The Barbu d'Anvers is among the oldest bantam breeds, and derives from small bearded chickens of the Low Countries similar to those depicted in the paintings of Aelbert Cuyp in the seventeenth century. The first reliable written mention of it dates from 1858, and the first description is that of Victor La Perre De Roo in 1882. From about 1890 there was growing interest in the breed, and by 1910 the Club Avicole du Barbu Nain, the breeder's club, had nearly five hundred members.

It is the only Belgian bantam breed not threatened with extinction. A census in 2005 found 1500 birds in Belgium.

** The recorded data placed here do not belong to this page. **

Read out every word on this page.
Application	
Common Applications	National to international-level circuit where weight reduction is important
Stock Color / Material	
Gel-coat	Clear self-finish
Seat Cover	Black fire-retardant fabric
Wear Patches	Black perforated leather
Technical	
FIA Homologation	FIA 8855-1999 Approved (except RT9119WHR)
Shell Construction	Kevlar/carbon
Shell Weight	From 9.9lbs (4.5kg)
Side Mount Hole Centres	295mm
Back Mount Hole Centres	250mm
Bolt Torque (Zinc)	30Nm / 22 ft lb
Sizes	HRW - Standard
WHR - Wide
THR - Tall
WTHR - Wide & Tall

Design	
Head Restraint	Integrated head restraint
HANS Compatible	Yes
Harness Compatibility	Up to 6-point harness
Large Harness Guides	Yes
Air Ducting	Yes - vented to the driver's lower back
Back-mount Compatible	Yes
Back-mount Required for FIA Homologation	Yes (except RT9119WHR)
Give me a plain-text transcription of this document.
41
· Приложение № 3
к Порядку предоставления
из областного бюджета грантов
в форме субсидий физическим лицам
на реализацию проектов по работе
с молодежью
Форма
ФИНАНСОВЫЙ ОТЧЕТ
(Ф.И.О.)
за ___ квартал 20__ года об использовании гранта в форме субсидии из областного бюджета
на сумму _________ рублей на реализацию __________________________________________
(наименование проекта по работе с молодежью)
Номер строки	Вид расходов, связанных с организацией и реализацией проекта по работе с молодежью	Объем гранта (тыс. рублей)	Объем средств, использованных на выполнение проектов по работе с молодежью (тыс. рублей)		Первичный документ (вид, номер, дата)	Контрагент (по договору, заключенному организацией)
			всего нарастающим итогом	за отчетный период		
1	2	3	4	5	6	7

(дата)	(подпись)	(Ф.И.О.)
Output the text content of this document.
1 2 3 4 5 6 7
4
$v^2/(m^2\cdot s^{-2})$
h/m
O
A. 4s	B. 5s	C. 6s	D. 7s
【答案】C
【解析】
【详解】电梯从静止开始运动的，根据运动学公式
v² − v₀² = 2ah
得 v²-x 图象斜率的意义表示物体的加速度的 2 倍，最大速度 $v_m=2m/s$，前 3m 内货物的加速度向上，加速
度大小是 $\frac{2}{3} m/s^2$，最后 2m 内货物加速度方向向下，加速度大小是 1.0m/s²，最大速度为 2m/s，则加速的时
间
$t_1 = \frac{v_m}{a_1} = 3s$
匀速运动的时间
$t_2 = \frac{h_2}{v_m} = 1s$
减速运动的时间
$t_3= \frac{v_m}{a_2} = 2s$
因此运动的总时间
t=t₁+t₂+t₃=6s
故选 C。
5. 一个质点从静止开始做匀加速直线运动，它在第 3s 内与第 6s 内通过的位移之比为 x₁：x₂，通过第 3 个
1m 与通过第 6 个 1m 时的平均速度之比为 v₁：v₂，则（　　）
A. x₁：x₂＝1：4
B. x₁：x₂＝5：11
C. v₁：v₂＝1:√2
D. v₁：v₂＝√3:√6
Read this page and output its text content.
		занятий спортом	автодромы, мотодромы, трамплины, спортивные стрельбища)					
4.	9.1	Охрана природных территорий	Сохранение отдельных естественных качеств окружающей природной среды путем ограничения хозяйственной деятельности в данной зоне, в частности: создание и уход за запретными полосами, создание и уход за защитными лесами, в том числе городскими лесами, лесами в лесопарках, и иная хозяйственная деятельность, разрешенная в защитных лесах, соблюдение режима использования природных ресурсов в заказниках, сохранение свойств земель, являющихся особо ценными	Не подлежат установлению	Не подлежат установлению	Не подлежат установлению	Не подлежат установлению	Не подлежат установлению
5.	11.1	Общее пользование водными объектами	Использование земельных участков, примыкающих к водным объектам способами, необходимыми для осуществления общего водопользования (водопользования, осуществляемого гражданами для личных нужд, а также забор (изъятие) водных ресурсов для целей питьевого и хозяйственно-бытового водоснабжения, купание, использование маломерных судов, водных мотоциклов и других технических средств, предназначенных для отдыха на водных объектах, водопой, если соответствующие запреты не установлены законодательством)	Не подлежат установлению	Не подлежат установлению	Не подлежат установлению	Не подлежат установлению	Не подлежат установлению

The Barbu d'Anvers has a tail-less variant, the Barbu de Grubbe, and is the predecessor of other Belgian bantam breeds such as the Barbu d'Uccle and the Barbu d'Everberg. It was included the Standard of Perfection of the American Poultry Association in 1949.

==Characteristics==

The Barbu d'Anvers is a diminutive bird with a large, round breast that juts forward, and an arching tail. As its name implies, it has a profuse beard of feathers that covers the earlobes. It has a small rose comb and small or non-existent wattles. In Belgium 29 colour varieties of plumage are recognised; in Germany there are six more.

==Use==

The Barbu d'Anvers is a purely ornamental breed, kept either as a pet or by poultry fanciers for showing. Hens lay small creamy white eggs usually weighing less than 35 g; they are good mothers and good sitters.